Two main places that combine art with design of the 20th century are Heritage Gallery and Palisander Gallery. The first one has opened 10 years ago by art critic and trader Kristina Krasnyanskaya, now as well the curator of Kostaki collection in Greece. In 2012 Heritage was the first Russian gallery to take part in Design Miami Basel. The big trend of the Gallery is promotion of unique Soviet art from 1920’s, 1930’s and 1950’s. Palisander Gallery is very new, it was opened only in 2017 but is an actively growing place and already attracted a lot of attention with its curated exhibitions and interesting view by its founder Alina Kovaleva. It’s specialized on European design and abstract painting from the second half of the twentieth century.

More vintage lighting and furniture are in newly opened by famous local interior designers Ananiev Gallery – they collect it in USA and all over Europe from flea markets, auctions and antiques fairs and thanks to their unmistakable taste attract the best designers of Moscow. They share the space with Katia Gerdt's workshop – a design office and a shop impregnated with the French spirit, covered with cracks and a little faded, as if it was created a century ago for the most real Parisian house. 

If you’re fond of flea markets, Izmaylovsky Vernissage is the best. Vintage jewelry, lace, books, old vynil, ceramics, porcelain, rare furniture - that's just a small part of this famous flea market in Izmailovo.

Some Russian contemporary design, including fashion, can be found in Tsvetnoy design store. The building itself is by the honored Russian architect Yuri Grigoryan and his Project Meganom studio. It’s the unique place to express the spirit of a big city - bright, eclectic and blending styles and culture. Big city which never stops and never sleeps. 

L'Appartement is trendy place with elegant atmosphere and reminiscent of the interior of a city apartment. Assortment forms from the exclusive selection of cloth, interior items, bijou and beauty products by a huge number of brands, design studios and factories, both world-famous and local.

Ilgiz Fazulzyanov is our only jeweler today with international prominence. A couple of years ago he had a personal exhibition at the Kremlin Museum. All what he makes can be excellent gift to bring but not very cheap one, of course. Recently he opened the gallery near Belorusskaya metro station. 

Have a look on famous Soviet porcelain IFZ, Imperial Porcelain trade mark – it could be the best gift to bring home. The factory keeps old tsarist tradition plus has a lot of soviet reminiscences. The flagship store at the IFZ on Tverskaya Street, 27 and another one at the intersection of Kutuzovsky Prospect and Bolshaya Dorogomilovskaya Street.

Numismatist Shop on Taganka – a paradise for numismatists and amateurs, collectors of heraldic symbols. There you can find domestic (pre-revolutionary and Soviet period) coins, bonds (bills), insignia of different eras. 

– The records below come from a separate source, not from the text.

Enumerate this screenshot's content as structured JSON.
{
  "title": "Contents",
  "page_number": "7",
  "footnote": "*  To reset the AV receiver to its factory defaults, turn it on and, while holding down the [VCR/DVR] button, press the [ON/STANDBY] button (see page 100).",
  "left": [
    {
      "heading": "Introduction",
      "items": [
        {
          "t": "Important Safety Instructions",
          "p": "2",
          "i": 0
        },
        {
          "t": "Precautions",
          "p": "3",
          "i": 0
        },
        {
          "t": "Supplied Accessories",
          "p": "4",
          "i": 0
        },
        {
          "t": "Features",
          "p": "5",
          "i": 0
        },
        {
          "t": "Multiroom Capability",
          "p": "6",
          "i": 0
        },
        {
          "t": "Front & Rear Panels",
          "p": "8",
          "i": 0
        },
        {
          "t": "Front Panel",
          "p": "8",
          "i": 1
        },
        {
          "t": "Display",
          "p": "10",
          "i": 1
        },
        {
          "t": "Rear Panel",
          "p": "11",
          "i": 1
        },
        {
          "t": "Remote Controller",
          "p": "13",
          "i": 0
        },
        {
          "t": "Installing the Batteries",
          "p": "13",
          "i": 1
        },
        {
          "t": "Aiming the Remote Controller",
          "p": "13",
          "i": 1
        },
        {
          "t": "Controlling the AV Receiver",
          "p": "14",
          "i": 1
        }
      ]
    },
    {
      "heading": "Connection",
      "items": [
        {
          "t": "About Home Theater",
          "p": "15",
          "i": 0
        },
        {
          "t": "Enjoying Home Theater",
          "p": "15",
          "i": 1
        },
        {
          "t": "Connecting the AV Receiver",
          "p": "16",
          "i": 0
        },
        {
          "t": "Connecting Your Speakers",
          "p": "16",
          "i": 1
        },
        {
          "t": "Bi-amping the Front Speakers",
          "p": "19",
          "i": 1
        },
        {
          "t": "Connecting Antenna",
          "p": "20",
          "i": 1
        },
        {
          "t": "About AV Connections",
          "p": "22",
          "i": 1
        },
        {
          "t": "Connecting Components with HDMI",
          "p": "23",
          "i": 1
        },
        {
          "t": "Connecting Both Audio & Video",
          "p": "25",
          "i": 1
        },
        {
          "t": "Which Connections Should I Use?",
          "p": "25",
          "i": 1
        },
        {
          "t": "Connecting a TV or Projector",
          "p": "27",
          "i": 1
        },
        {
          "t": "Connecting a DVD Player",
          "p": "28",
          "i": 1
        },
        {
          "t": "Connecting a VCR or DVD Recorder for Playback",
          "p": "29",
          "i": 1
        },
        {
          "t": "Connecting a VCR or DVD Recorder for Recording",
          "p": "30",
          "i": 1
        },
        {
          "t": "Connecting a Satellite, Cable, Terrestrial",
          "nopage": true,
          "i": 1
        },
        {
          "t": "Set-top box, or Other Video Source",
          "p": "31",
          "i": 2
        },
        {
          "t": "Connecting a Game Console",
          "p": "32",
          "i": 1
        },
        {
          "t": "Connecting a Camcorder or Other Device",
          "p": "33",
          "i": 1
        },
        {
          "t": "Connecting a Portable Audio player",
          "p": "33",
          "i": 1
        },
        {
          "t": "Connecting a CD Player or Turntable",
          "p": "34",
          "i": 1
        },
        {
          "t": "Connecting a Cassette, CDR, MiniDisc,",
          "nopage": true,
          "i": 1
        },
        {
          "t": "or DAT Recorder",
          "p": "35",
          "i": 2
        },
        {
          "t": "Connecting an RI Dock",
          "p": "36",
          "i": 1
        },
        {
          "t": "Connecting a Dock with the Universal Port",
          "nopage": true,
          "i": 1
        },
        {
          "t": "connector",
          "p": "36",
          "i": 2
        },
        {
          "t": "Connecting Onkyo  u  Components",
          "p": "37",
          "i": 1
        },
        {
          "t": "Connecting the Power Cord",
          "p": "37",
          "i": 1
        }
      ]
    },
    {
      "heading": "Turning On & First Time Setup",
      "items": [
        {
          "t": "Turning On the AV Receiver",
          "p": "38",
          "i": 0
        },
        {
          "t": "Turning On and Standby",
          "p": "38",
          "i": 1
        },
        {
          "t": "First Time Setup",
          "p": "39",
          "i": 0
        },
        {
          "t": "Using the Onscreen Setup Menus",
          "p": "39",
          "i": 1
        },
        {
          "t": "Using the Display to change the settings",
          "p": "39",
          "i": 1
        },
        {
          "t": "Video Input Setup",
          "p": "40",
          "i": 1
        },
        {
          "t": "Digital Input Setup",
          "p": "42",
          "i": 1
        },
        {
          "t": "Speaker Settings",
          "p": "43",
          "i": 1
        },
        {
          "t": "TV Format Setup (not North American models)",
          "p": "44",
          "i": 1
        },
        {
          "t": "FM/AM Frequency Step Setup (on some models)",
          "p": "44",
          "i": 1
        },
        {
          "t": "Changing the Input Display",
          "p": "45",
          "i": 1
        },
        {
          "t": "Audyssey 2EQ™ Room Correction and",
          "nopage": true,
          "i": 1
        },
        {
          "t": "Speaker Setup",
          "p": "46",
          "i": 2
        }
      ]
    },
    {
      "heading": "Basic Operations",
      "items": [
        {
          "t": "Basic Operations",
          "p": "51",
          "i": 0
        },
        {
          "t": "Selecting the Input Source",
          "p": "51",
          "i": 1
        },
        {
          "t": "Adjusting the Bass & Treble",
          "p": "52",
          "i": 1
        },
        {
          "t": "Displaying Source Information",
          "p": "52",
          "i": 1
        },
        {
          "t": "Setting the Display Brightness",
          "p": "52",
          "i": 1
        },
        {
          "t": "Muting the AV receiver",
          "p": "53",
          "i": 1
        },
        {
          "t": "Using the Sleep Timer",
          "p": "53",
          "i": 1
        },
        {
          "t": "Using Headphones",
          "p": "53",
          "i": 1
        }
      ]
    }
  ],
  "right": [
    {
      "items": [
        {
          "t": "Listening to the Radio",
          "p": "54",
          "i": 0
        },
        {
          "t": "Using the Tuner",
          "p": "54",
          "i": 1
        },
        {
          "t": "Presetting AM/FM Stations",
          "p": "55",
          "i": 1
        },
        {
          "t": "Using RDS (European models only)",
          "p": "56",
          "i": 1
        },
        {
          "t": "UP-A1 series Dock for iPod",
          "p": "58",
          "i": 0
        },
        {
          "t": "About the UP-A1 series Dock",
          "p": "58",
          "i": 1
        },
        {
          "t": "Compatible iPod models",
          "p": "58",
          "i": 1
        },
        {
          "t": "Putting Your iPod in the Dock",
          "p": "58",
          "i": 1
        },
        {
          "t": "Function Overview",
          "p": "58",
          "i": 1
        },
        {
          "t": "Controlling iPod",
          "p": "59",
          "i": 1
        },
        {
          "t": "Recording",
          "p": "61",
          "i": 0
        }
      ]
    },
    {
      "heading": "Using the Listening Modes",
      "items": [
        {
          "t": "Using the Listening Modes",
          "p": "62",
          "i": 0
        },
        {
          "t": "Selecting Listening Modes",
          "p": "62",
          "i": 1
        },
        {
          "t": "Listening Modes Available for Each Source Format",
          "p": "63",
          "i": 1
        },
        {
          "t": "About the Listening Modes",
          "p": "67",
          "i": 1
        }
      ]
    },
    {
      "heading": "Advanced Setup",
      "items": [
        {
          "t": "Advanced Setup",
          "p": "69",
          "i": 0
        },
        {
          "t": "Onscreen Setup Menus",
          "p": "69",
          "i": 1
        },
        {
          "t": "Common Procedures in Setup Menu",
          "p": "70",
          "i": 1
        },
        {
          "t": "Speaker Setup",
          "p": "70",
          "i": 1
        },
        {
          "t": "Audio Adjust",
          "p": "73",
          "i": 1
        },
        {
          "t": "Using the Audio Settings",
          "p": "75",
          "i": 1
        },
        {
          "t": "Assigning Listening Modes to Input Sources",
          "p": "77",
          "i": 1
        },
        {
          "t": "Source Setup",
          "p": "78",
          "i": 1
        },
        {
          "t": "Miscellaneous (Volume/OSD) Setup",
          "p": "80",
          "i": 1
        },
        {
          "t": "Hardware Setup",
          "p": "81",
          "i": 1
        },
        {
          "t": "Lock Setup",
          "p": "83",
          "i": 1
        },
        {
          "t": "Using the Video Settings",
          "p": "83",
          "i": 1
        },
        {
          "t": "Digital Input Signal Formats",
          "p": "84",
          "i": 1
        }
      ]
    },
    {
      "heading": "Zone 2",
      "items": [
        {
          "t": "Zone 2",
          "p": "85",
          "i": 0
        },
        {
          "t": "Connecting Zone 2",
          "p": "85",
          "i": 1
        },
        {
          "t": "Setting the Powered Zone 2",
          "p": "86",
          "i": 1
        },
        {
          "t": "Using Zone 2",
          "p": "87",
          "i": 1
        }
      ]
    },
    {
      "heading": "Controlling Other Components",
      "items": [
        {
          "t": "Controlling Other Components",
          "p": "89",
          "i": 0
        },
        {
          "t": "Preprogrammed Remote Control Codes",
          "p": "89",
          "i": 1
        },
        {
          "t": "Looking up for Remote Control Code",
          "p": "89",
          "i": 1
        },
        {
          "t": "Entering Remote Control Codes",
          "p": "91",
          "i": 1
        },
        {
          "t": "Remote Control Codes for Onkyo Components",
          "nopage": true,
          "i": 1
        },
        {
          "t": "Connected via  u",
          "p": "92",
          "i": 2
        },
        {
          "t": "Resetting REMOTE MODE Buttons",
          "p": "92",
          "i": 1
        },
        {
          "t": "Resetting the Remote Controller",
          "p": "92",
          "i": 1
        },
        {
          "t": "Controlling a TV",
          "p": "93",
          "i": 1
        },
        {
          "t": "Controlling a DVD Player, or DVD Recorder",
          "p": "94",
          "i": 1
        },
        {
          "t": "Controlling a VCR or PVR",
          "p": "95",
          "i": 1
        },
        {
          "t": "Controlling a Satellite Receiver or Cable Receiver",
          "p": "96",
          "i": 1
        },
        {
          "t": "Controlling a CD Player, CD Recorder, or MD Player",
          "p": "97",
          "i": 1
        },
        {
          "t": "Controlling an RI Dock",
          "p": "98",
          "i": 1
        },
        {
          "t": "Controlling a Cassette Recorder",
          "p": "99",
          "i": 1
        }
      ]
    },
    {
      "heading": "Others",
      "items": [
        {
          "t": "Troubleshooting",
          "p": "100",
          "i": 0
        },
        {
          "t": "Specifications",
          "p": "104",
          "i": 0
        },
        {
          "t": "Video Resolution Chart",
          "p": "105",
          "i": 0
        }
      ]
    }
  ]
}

The best bookshop in the city is named simply ‘Moscow’ and located on the main street of the city – Tverskaya. Two stores where you can find everything published in Russian Come and by a souvenir from the USSR – the country that not exist anymore.   

And as man doesn’t live by art alone, let’s turn to the bread. Café Pushkin was already mentioned in the very beginning. Looking for some more old atmosphere, go to legendary Soviet TsDL restaurant (Central House of Writers), former private villa of 19 th century, recently renovated by Olga Rozet. It offers you not only stunning Russian Style interior and not only  the Russian cuisine, but also the art gallery on the very top of it selling the works of the late 19-20 century artists, both Russian and Western, rather pricy.

To dine with a view all the Muscovites go to Doctor Zhivago and Beluga restaurants designed by architect Anastasia Panibratova. Both located in the same building of The National Hotel in the very heart of Moscow, at the corner of Tverskaya Street (our main street) and just opposite Kremlin that can be seen through the windows.